By Sinéad Carew
NEW YORK—U.S. stocks rallied on Tuesday, helped by gains in the technology and consumer sectors, while Netflix and UnitedHealth earnings impressed investors and boosted optimism about the U.S. corporate reporting season.
Netflix <NFLX.O> shares rose 10 percent to hit an all-time high after the video-streaming pioneer smashed analysts’ quarterly subscriber estimates.
UnitedHealth <UNH.N> jumped 3 percent after the largest U.S. health insurer raised its earnings forecast and posted results that beat Wall Street estimates.
Analysts expect profits of S&P 500 companies to rise 18.6 percent in the first quarter, the biggest increase in seven years, according to Thomson Reuters data.
“Earnings are threading a little bit ahead of Wall Street expectations,” said Jamie Cox, managing partner of Harris Financial Group in Richmond, Virginia. “We get into the teeth of technology next week. It’s been more volatile so you would expect that volatility to reverse as earnings come in.”
The Dow Jones Industrial Average <.DJI> rose 218.16 points, or 0.89 percent, to 24,791.2, the S&P 500 <.SPX> gained 28.14 points, or 1.05 percent, to 2,705.98 and the Nasdaq Composite <.IXIC> added 124.30 points, or 1.74 percent, to 7,280.58.

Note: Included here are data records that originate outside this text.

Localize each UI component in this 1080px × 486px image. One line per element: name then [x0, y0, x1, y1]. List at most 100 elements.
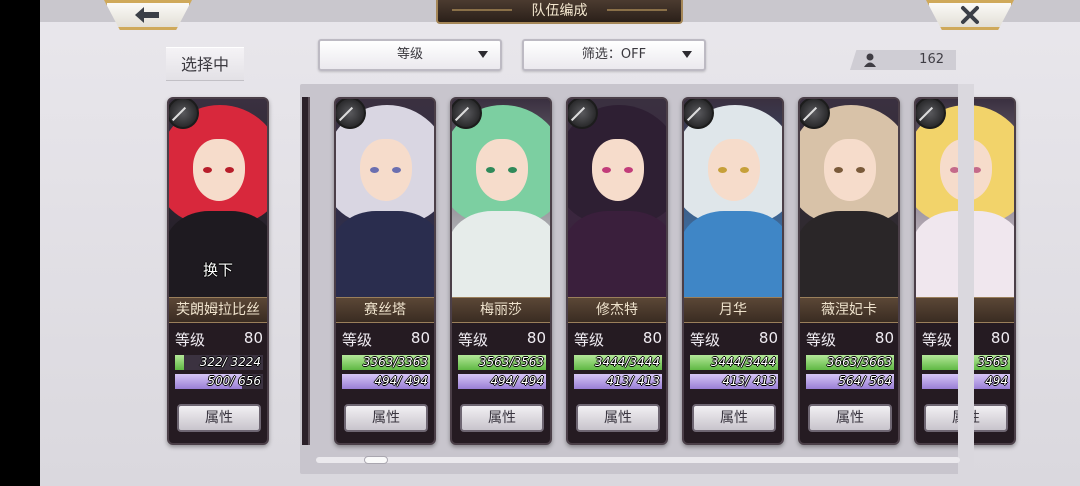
list-edge-mask — [958, 84, 974, 474]
portrait-outfit — [568, 211, 666, 297]
portrait-face — [824, 139, 876, 201]
character-name: 赛丝塔 — [336, 297, 434, 323]
attributes-button[interactable]: 属性 — [460, 404, 544, 432]
character-card[interactable]: 修杰特 等级 80 3444/3444 413/ 413 属性 — [566, 97, 668, 445]
attributes-button[interactable]: 属性 — [344, 404, 428, 432]
chevron-down-icon — [478, 51, 488, 58]
hp-text: 3663/3663 — [826, 355, 892, 369]
chevron-down-icon — [682, 51, 692, 58]
filter-dropdown[interactable]: 筛选：OFF — [522, 39, 706, 71]
level-label: 等级 — [690, 331, 721, 349]
portrait-eye — [740, 167, 749, 173]
portrait-outfit — [452, 211, 550, 297]
level-label: 等级 — [806, 331, 837, 349]
horizontal-scrollbar[interactable] — [316, 457, 960, 463]
attributes-button[interactable]: 属性 — [576, 404, 660, 432]
portrait-eye — [203, 167, 212, 173]
portrait-outfit — [336, 211, 434, 297]
selected-character-card[interactable]: 换下 芙朗姆拉比丝 等级 80 322/ 3224 500/ 656 属性 — [167, 97, 269, 445]
mp-bar: 413/ 413 — [574, 374, 662, 389]
character-portrait: 换下 — [169, 99, 267, 297]
hp-bar-fill — [175, 355, 184, 370]
hp-text: 3563/3563 — [478, 355, 544, 369]
character-stats: 等级 80 3563/3563 494/ 494 — [458, 329, 546, 389]
portrait-face — [193, 139, 245, 201]
character-name: 修杰特 — [568, 297, 666, 323]
level-value: 80 — [990, 329, 1010, 347]
swap-out-label[interactable]: 换下 — [169, 259, 267, 280]
character-portrait — [452, 99, 550, 297]
character-stats: 等级 80 3444/3444 413/ 413 — [574, 329, 662, 389]
portrait-eye — [602, 167, 611, 173]
level-value: 80 — [410, 329, 430, 347]
character-name: 月华 — [684, 297, 782, 323]
character-name: 芙朗姆拉比丝 — [169, 297, 267, 323]
hp-text: 3444/3444 — [710, 355, 776, 369]
level-value: 80 — [874, 329, 894, 347]
close-x-icon — [961, 6, 979, 24]
scrollbar-thumb[interactable] — [364, 456, 388, 464]
character-stats: 等级 80 3663/3663 564/ 564 — [806, 329, 894, 389]
count-value: 162 — [919, 52, 944, 67]
mp-text: 494/ 494 — [490, 374, 544, 388]
game-screen: 队伍编成 选择中 等级 筛选：OFF 162 换下 芙朗姆拉比丝 等级 80 3… — [40, 0, 1080, 486]
level-value: 80 — [243, 329, 263, 347]
user-icon — [864, 53, 876, 67]
level-label: 等级 — [342, 331, 373, 349]
portrait-outfit — [684, 211, 782, 297]
sort-dropdown-label: 等级 — [396, 47, 423, 62]
hp-text: 3363/3363 — [362, 355, 428, 369]
attributes-button[interactable]: 属性 — [177, 404, 261, 432]
portrait-outfit — [169, 211, 267, 297]
attributes-button[interactable]: 属性 — [692, 404, 776, 432]
mp-text: 413/ 413 — [722, 374, 776, 388]
character-card[interactable]: 赛丝塔 等级 80 3363/3363 494/ 494 属性 — [334, 97, 436, 445]
level-label: 等级 — [574, 331, 605, 349]
mp-text: 413/ 413 — [606, 374, 660, 388]
portrait-face — [476, 139, 528, 201]
hp-text: 3563 — [977, 355, 1008, 369]
page-title: 队伍编成 — [436, 0, 683, 24]
hp-bar: 322/ 3224 — [175, 355, 263, 370]
level-value: 80 — [526, 329, 546, 347]
character-portrait — [684, 99, 782, 297]
hp-bar: 3563/3563 — [458, 355, 546, 370]
portrait-face — [592, 139, 644, 201]
mp-text: 564/ 564 — [838, 374, 892, 388]
mp-bar: 500/ 656 — [175, 374, 263, 389]
portrait-eye — [718, 167, 727, 173]
portrait-eye — [392, 167, 401, 173]
character-name: 梅丽莎 — [452, 297, 550, 323]
filter-dropdown-label: 筛选：OFF — [581, 47, 647, 62]
portrait-face — [708, 139, 760, 201]
character-card[interactable]: 月华 等级 80 3444/3444 413/ 413 属性 — [682, 97, 784, 445]
mp-bar: 494/ 494 — [458, 374, 546, 389]
portrait-eye — [834, 167, 843, 173]
level-value: 80 — [642, 329, 662, 347]
portrait-outfit — [800, 211, 898, 297]
hp-text: 322/ 3224 — [199, 355, 261, 369]
hp-bar: 3444/3444 — [690, 355, 778, 370]
close-button[interactable] — [926, 0, 1014, 30]
character-card[interactable]: 薇涅妃卡 等级 80 3663/3663 564/ 564 属性 — [798, 97, 900, 445]
portrait-eye — [486, 167, 495, 173]
portrait-eye — [856, 167, 865, 173]
level-label: 等级 — [175, 331, 206, 349]
mp-bar: 494/ 494 — [342, 374, 430, 389]
character-card[interactable]: 梅丽莎 等级 80 3563/3563 494/ 494 属性 — [450, 97, 552, 445]
portrait-eye — [225, 167, 234, 173]
hp-bar: 3444/3444 — [574, 355, 662, 370]
character-portrait — [568, 99, 666, 297]
character-stats: 等级 80 3444/3444 413/ 413 — [690, 329, 778, 389]
attributes-button[interactable]: 属性 — [808, 404, 892, 432]
character-stats: 等级 80 322/ 3224 500/ 656 — [175, 329, 263, 389]
back-arrow-icon — [135, 7, 159, 23]
character-stats: 等级 80 3363/3363 494/ 494 — [342, 329, 430, 389]
back-button[interactable] — [104, 0, 192, 30]
hp-bar: 3363/3363 — [342, 355, 430, 370]
mp-text: 494 — [985, 374, 1008, 388]
level-value: 80 — [758, 329, 778, 347]
character-count: 162 — [850, 50, 956, 70]
hp-bar: 3663/3663 — [806, 355, 894, 370]
sort-dropdown[interactable]: 等级 — [318, 39, 502, 71]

“Barring any unforeseen negative news, geopolitical, economic, political, perhaps we’ll end up today the way we ended up yesterday – which was at or near highs for popular averages,” said Ted Weisberg, a trader with Seaport Securities in New York.
Data showed U.S. homebuilding increased more than expected in March amid a rebound in the construction of multi-family housing units. The PHLX housing index <.HGX> rose 1.12 percent.
Ten of 11 major S&P sectors were higher, led by the technology index’s <.SPLRCT> 2.2-percent gain. The consumer discretionary index <.SPLRCD> rose 1.85 percent, boosted by Netflix and Amazon, which gained 4 percent.
BofA Merrill Lynch’s April fund manager survey found the world’s biggest tech stocks were investors’ top pick for the third straight month despite mounting worries over regulation.
The financial index <.SPSY> was the only one of the S&P’s major sectors in the red, down 0.3 percent as bank stocks fell.
Goldman Sachs <GS.N> was down 2 percent as investors reacted to a pause in share buybacks and rising expenses, as well as indications it might be open to an acquisition. Goldman’s profit, however, beat Wall Street’s expectations.
J&J <JNJ.N> fell 1.4 percent after the healthcare conglomerate raised its sales forecast for the year but kept its outlook for full-year profit unchanged.
Advancing issues outnumbered declining ones on the NYSE by a 2.29-to-1 ratio; on Nasdaq, a 2.06-to-1 ratio favored advancers.
The S&P 500 posted 27 new 52-week highs and no new lows; the Nasdaq Composite recorded 117 new highs and 38 new lows.